On Fri, Jul 24, 2020 at 2:25 PM Thomas Gleixner tglx@linutronix.de wrote:
Ira,
Thomas Gleixner tglx@linutronix.de writes:
Ira Weiny ira.weiny@intel.com writes:
On Thu, Jul 23, 2020 at 09:53:20PM +0200, Thomas Gleixner wrote: I think, after fixing my code (see below), using idtentry_state could still work. If the per-cpu cache and the MSR is updated in idtentry_exit() that should carry the state to the new cpu, correct?
I'm way too tired to think about that now. Will have a look tomorrow with brain awake.
Not that I'm way more awake now, but at least I have the feeling that my brain is not completely useless.

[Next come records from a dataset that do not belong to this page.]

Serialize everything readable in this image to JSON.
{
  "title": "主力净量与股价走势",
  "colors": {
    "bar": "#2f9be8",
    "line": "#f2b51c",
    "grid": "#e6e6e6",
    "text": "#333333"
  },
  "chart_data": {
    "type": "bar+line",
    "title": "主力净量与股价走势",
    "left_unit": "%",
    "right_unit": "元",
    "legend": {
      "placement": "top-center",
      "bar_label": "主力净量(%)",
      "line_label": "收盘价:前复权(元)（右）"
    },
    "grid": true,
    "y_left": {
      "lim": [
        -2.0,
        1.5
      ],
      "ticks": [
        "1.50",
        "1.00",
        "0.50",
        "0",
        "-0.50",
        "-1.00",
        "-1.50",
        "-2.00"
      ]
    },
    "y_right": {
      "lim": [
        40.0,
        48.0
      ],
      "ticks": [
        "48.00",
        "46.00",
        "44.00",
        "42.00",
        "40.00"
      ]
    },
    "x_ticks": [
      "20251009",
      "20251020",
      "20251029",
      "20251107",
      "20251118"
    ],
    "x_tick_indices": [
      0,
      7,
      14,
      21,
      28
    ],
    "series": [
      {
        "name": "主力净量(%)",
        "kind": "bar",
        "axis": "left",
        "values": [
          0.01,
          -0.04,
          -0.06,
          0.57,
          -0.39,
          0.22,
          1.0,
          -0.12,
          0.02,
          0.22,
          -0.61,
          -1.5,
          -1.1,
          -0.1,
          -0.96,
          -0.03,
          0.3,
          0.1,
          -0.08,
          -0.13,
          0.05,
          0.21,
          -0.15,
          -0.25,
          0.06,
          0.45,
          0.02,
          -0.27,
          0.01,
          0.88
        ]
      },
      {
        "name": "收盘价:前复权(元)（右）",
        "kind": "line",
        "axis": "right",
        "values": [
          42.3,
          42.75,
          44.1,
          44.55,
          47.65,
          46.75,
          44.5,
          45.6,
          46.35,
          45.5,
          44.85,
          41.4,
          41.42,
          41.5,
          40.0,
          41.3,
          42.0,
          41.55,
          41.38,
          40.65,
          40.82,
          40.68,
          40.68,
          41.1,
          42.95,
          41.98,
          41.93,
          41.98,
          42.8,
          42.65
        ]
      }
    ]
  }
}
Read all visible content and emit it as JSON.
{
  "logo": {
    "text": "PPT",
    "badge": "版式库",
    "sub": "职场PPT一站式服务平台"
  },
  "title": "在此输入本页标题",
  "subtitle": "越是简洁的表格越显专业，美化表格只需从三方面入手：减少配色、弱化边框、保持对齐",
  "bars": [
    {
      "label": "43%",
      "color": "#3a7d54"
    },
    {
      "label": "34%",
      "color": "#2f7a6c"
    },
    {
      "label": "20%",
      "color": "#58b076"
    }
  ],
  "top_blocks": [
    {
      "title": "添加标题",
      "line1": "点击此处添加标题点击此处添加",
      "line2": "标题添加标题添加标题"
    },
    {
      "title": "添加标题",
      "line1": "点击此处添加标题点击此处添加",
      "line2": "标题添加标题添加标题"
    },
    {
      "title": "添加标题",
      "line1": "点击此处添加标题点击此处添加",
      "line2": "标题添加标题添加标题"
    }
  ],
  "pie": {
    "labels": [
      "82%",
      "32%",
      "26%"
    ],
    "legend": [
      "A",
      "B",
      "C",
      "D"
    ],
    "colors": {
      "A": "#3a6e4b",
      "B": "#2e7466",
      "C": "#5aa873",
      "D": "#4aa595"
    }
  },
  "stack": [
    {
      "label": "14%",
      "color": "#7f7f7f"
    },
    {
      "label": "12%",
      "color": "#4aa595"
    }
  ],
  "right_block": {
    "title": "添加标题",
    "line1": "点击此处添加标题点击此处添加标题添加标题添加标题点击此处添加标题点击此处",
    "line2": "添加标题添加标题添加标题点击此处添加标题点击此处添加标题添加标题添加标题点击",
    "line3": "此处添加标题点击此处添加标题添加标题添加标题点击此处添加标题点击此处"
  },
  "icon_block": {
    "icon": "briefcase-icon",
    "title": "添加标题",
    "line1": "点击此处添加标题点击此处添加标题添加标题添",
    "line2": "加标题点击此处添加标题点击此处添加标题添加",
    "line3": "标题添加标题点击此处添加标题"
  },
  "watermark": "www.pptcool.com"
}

Let me summarize what I understood:
A per CPU cache which shadows the current state of the MSR, i.e. the current valid key. You use that to avoid costly MSR writes if the key does not change.
On idtentry you store the key on entry in idtentry_state, clear it in the MSR and shadow state if necessary and restore it on exit.
On context switch out you save the per CPU cache value in the task and on context switch in you restore it from there.
Yes, that works (see below for #2) and sorry for my confusion yesterday about storing this in task state.
#2 requires to handle the exceptions which do not go through idtentry_enter/exit() seperately, but that's a manageable amount. It's the ones which use IDTENTRY_RAW or a variant of it.
#BP, #MC, #NMI, #DB, #DF need extra local storage as all the kernel entries for those use nmi_enter()/exit(). So you just can create wrappers around those. Somehting like this
static __always_inline idtentry_state_t idtentry_nmi_enter(void) { idtentry_state_t state = {};
nmi_enter(); instrumentation_begin(); state.key = save_and_clear_key(); instrumentation_end();
}
static __always_inline void idtentry_nmi_exit(idtentry_state_t state) { instrumentation_begin(); restore_key(state.key); instrumentation_end(); nmi_exit(); }
#UD and #PF are using the raw entry variant as well but still invoke idtentry_enter()/exit(). #PF does not need any work. #UD handles WARN/BUG without going through idtentry_enter() first, but I don't think that's an issue unless a not 0 key would prevent writing to the console device. You surely can figure that out.
Putting on my mm maintainer hat for a moment, I really think that we want oopses to print PKRS along with all the other registers when we inevitably oops due to a page fault. And we probably also want it in the nasty nested case where we get infinite page faults and eventually double fault.
I'm sure it's *possible* to wire this up if we stick it in idtentry_state, but it's trivial if we stick it in pt_regs. I'm okay with doing the save/restore in C (in fact, I prefer that), but I think that either the value should be stuck in pt_regs or we should find a way to teach the unwinder to locate idtentry_state.
And, if we go with idtentry_state, we should make a signature change to nmi_enter() to also provide idtentry_state or some equivalent object.
--Andy